Dividend cut would not be problem for Saga

Saga (LON: SAGA) is considering whether to reduce its dividend, but this is not necessarily a bad thing. The debt burden is significant, and this does not help the share price.

Saga talks in its recent trading statement about capital allocation. This is financial speak for considering whether to maintain the dividend.

The insurance, travel and cruising company is keen to reduce the debt on its balance sheet and cutting the dividend will certainly help. The current yield is 8.9%.


The 2018-19 dividend was 4p a share and it has been assumed that this would be maintained for 2019-20 and next year.

However, the dividend has already been cut sharply from 9p a share in 2017-18. This has made a contribution to reducing borrowings.

The expected dividend could cost around £45m, although it depends on the take up of the scrip dividend.

At the time of the interims a medium-term pay out ratio of around 50% of underlying earnings was thought to be fair. This was expected to enable a reduction in borrowings over the next few years.


Net debt was £391.3m at the end of January 2019. The purchase of the Spirit of Discovery cruise ship means that net debt was £642.9m six months later. That is around two-thirds of NAV.

The change in debt would have been small without the inclusion of that £245m ship loan with a maturity date of June 2031. There is another ship due for delivery in August.

The nearest debt to maturity is a £160m term loan due for repayment in May 2022, while there is a £250m corporate bond payable in May 2024.

Despite declining profit there was still £24.9m of available operating cash flow after capital investment, excluding the ship purchase. This shows the cash generative nature of the business.


The insurance business is stabilising with new fixed price products offsetting declines in motor insurance. There is an increase in claims, though.

The cruise bookings are higher than expected, although package tours is a tough market. The Spirit of Discovery could make annualised EBITDA of £40m, which would help to reduce debt.

Underlying pre-tax profit is expected to be in the range of £105m-£120m. That excludes a £4m charge relating to Thomas Cook.

Decision time

Saga will provide more news about the dividend and reducing the debt with its preliminary figures.

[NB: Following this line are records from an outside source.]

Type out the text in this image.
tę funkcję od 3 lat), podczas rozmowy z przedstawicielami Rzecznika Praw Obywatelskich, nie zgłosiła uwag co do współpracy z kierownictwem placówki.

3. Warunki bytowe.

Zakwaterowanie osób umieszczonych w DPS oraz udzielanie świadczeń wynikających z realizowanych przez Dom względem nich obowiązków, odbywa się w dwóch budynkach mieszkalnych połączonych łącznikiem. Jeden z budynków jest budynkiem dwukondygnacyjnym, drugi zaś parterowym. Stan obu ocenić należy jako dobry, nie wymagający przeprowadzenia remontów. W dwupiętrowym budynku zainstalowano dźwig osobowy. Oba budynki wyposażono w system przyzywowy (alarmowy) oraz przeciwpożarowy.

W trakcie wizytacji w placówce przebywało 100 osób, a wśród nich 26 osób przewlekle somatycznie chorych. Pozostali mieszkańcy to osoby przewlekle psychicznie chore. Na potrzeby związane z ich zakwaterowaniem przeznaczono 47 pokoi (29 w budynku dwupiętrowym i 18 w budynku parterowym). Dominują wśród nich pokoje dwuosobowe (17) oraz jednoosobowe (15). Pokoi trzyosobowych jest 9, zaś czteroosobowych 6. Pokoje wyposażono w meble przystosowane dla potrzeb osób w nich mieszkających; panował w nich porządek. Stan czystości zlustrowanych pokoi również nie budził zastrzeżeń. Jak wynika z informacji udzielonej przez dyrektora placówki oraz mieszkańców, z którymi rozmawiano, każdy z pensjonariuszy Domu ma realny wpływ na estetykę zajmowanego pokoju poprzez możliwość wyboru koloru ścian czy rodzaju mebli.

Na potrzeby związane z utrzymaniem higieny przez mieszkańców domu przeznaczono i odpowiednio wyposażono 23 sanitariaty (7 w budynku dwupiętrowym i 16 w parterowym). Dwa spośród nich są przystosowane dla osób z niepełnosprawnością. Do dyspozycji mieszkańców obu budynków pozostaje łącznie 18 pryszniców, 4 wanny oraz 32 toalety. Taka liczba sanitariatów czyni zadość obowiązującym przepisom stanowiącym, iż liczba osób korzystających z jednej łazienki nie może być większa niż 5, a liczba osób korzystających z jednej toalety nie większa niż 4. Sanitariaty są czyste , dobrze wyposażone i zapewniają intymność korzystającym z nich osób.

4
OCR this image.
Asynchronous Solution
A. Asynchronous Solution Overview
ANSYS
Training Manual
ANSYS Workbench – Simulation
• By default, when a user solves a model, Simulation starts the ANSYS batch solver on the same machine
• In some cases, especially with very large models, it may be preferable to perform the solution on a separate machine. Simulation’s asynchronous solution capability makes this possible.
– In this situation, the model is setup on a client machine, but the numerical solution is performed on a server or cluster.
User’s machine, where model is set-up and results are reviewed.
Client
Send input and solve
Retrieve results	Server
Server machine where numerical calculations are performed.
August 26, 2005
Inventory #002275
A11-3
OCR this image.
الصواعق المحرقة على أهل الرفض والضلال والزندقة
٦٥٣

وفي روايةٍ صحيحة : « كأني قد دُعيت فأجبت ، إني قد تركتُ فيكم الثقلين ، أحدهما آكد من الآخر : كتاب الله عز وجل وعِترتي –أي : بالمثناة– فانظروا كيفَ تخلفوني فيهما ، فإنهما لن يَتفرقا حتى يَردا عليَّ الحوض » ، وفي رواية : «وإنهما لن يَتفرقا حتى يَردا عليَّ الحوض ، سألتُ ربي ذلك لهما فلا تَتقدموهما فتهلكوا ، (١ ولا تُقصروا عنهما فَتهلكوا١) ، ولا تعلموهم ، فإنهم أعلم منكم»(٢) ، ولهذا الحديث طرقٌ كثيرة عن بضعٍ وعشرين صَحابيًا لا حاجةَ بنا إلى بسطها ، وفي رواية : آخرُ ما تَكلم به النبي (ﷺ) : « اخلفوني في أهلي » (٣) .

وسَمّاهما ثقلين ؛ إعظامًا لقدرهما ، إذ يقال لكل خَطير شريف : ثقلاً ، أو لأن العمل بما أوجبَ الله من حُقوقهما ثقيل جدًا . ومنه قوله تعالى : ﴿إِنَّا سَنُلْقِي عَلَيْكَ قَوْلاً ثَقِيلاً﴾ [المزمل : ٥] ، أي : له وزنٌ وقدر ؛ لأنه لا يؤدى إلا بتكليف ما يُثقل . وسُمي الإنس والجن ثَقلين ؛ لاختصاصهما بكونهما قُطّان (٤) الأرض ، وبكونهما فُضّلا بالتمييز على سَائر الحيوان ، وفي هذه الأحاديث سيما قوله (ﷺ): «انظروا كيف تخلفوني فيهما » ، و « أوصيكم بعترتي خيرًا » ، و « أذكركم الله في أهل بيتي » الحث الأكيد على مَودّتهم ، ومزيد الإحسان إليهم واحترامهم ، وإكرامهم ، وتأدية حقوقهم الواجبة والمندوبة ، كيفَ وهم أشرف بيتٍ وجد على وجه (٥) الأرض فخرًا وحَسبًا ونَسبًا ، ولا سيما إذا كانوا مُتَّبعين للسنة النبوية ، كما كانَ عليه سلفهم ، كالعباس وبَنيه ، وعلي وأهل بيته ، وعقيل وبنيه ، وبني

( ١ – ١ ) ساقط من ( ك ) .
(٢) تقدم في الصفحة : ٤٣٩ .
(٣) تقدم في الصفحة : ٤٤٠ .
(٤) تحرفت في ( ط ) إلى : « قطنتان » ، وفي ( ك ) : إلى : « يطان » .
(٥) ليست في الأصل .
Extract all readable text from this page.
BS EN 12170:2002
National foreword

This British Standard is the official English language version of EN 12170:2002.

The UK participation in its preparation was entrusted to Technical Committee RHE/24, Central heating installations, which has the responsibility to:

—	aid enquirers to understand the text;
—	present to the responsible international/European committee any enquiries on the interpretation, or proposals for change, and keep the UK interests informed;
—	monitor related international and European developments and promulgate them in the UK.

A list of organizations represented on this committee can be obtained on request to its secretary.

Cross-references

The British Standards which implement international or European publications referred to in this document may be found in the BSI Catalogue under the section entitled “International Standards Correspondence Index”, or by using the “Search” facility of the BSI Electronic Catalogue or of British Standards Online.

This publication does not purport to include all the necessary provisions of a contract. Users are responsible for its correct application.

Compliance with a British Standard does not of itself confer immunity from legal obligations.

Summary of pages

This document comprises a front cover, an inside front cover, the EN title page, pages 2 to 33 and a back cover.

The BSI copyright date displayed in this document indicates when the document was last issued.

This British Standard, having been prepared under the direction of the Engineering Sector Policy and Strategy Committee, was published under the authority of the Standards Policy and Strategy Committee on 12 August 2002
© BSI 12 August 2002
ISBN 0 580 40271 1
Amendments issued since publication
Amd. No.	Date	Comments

There is an argument that a high yield can help to hold up a share price, but there comes a time when the yield is so high that investors are not confident the dividend will be maintained or it does not matter to them anymore.

The share price has stabilised at around 40p-50p (currently 44.94p) in the past six months with a couple of attempts to move towards 60p. The shares are trading on six times prospective earnings.

More importantly, net assets are double the share price at 90p a share. Two years ago, the share price was around 200p.

There is value here, but a share price bounce depends on investor belief that the bottom has been reached and there will be improvement.

A flat profit is expected for 2020-21, rising to £128m in 202122. That would cut the multiple to five.

The shares appear to have reached the bottom, but it may be a while before the share price bounces back.